January 21, 1999 




at the Mark Taper Forum

Reviewed by Rob Kendt

More poem than play, Ellen McLaughlin's Tongue of a Bird is as icy and desolate as the expanse of Adirondack mountains over which her heroine, the solitary search-and-rescue pilot Maxine, roams in her Cessna looking for signs of an abducted girl. McLaughlin's themes are all stated, and restated often, in the crystalline but unaffecting monologues she gives her characters—three generations of independent-minded women who turn to the skies, either literally or figuratively, for solace and end up isolated, disembodied, whether in madness, forgetfulness, or restlessness.

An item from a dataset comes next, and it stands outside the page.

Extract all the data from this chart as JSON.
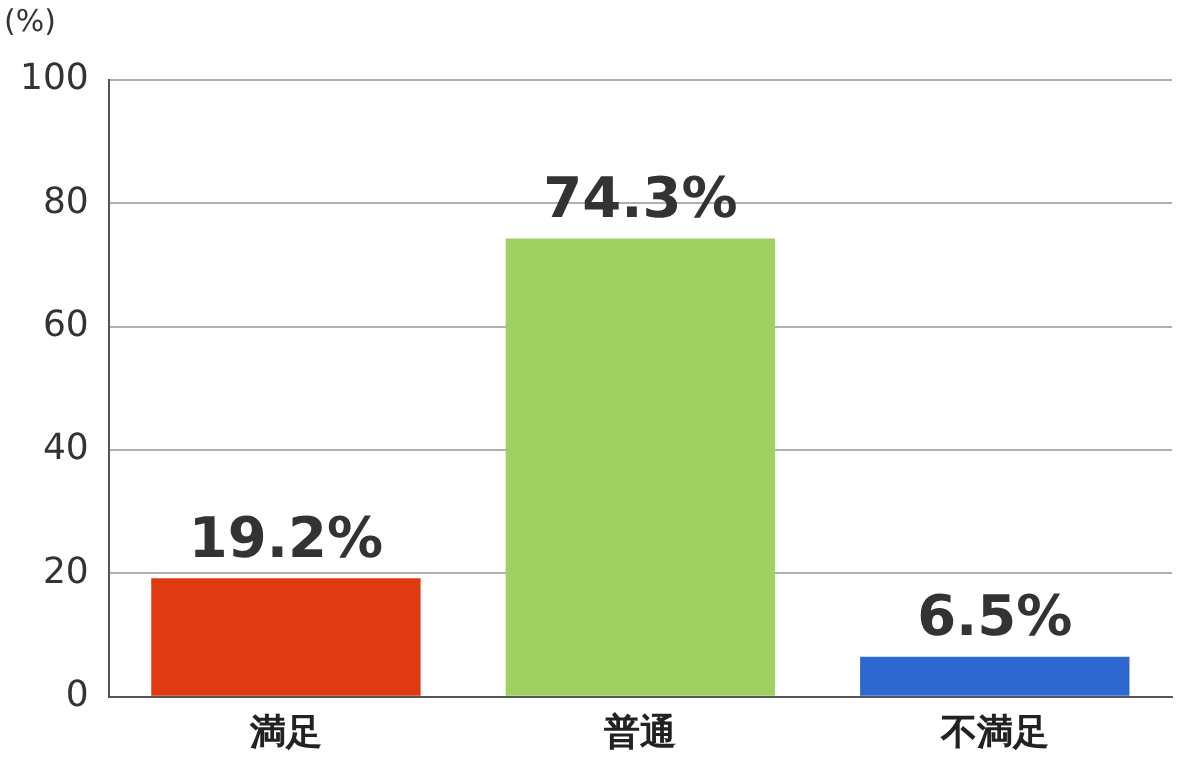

But in Lisa Peterson's curiously stiff new production, it is only in the play's dialogues, especially between Maxine (Cherry Jones) and the nervous-wreck mother of the lost girl (Diane Venora), that Tongue of a Bird gets a pulse going. Elsewhere, it is tough to watch the brilliant, sympathetic Jones—who exudes a seemingly effortless, down-home authority even in Maxine's most vulnerable moments—have to work so hard to give her long speeches drama. She fares little better in the limply surreal passages in which McLaughlin has the ghost of Maxine's mother (Sharon Lawrence) hover overhead in an Amelia Earhart get-up, or has the bloodied specter of a girl who might be the object of Maxine's search (Ashley Johnson) rollerblade teasingly around her. For all their superficial peculiarity, both visions are predictably there to help Maxine toward closure—as is Maxine's Polish-American nana (Marian Seldes), who, with her cute immigrant abruptness and vim, might as well be a vision, too.


Presumably Maxine's hallucinatory mid-life crisis is provoked by her current search-and-rescue case. It's a strained, literal-minded metaphorical connection—searching, flight, mothers and daughters—but it does give us Venora's character, Dessa, a logorrheic parody of a single mom who yearns desperately to do something about her daughter's absence. In Venora's expert and fearless hands, Dessa is funny, pathetic, and moving; her scenes with Jones' rueful Maxine on a nighttime Cessna flight are the production's emotional high point—but not, unfortunately, the play's.


Rachel Hauck's blue-sky set is distinguished mainly by its absence, which is about right, but the multi-leveled sliding-door exits and entrances, complemented by Mary Louise Geiger's dramatic lighting, are patly portentous, as is Gina Leishman's two-tone music/sound design (ominous low notes for the heavy recovered memories, skidding pan flutes for the ponderous tonal shifts). Indeed, if Peterson's production feels stylized but strangely uninflected, aestheticized but artless, it may be because beneath all of McLaughlin's imagery and language, Tongue of a Bird is quite a conventional narrative of emotional loss, recovered memory, and pyschological healing. But like that ghost floating above Maxine, McLaughlin renders it from an airless height when what it could use is a lot more earth under its feet.